Over the final week of June and into early July, haze settled in over the tropical Atlantic. The plume came from small dust particles that were picked up from the Sahara Desert in Africa and transported thousands of miles by the wind. Besides some beautiful sunsets, it has meant poor air quality in the United States and a relatively quiet period during the 2018 Atlantic hurricane season.

Plumes of African dust across the Atlantic are not uncommon. In fact, hundreds of millions of tons of soil is lifted from the Sahara ever year.
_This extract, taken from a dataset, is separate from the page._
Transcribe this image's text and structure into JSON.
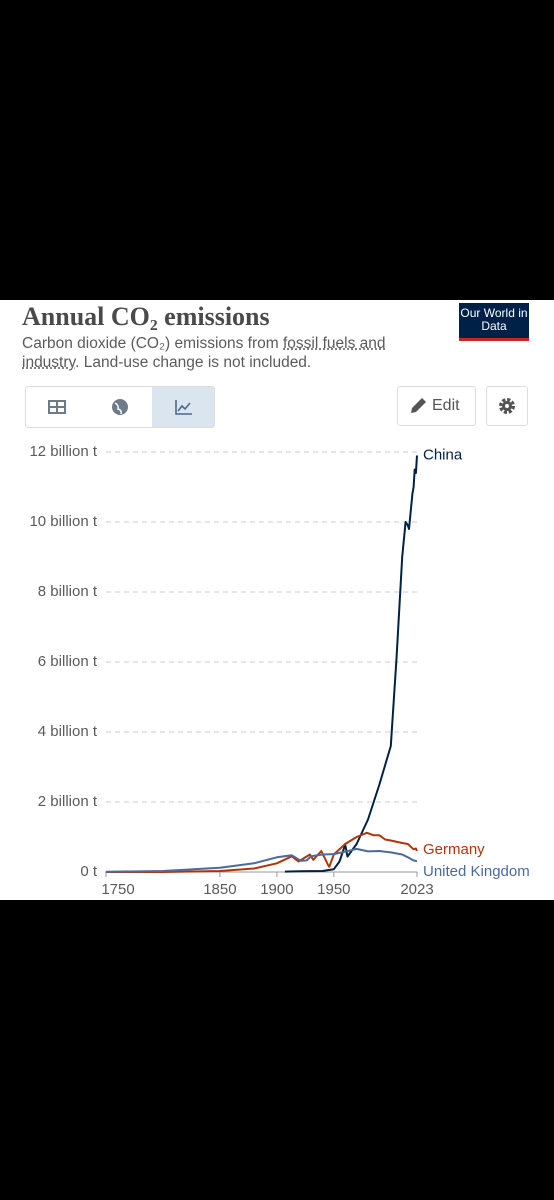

However, this recent event is on the larger side.

This large amount of dust doesn’t just make for amazing sunsets, though; it has a major impact on ecosystems across the tropical Atlantic. Not only does the dust help fertilize the vast Amazon rainforest and provide mineral nutrients for phytoplankton in the ocean, but it also helped to build beaches across the Caribbean after being deposited for thousands of years.

Atmospherically, the dust sits in what meteorologists call the Saharan air layer, a hot and dry layer of the atmosphere that sits directly above cooler and more humid air above the Atlantic Ocean. This hot, dusty air puts a stop to any thunderstorms that may develop in the moist layer beneath it. In the summer in the tropics, a cap of Saharan dust can temporarily suppress hurricane formation or keep storms that have formed from potentially getting stronger. Hurricane seasons dominated by a large number of Saharan dust events tend to see a lower number of storms develop.